Hewlett Packard Enterprise has revealed that solid state drives shipped with its servers and storage devices can fail after 32,768 hours of operation, resulting in data loss. The company is therefore urging customers to upgrade the drives' firmware.

An HPE support bulletin explains that it was notified by an unspecified SSD manufacturer of a firmware defect affecting some SAS SSD models used in HPE server and storage products.

The new drive firmware, called "HPD8", can be downloaded from HPE’s support site.

The vendor said both the SSD and the data inside will be both unrecoverable upon failure, and that other SSDs put into service at the same time would also fail “nearly simultaneously”.

The 32,768 hours (or 3 years, 270 days and 8 hours) equates to 2^15, suggesting someone's botched something in binary notation.

Affected HPE products include its ProLiant, Synergy, Apollo, JBOD D3xxx, D6xxx, D8xxx, MSA, StoreVirtual 4335 and StoreVirtual 3200 ranges of servers and storage products.

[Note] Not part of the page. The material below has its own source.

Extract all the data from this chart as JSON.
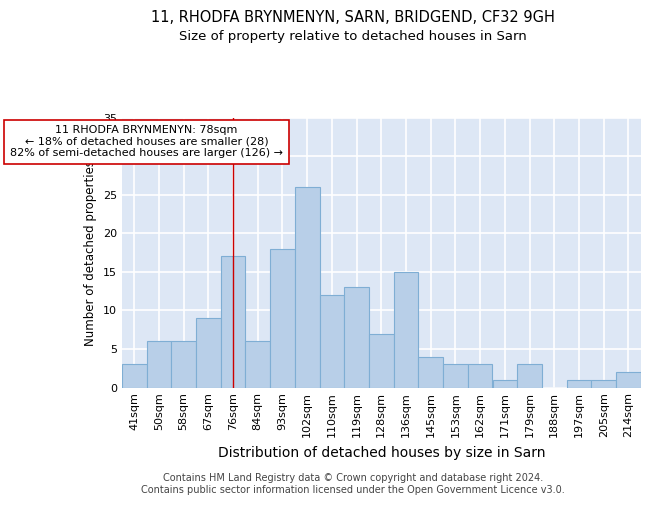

“This HPD8 firmware is considered a critical fix and is required to address the issue detailed below. HPE strongly recommends immediate application of this critical fix,” the bulletin reads.

“By disregarding this notification and not performing the recommended resolution, the customer accepts the risk of incurring future related errors.”

HPE has also pointed out that the problem impacts less than one percent of all drives it has shipped over the last three years.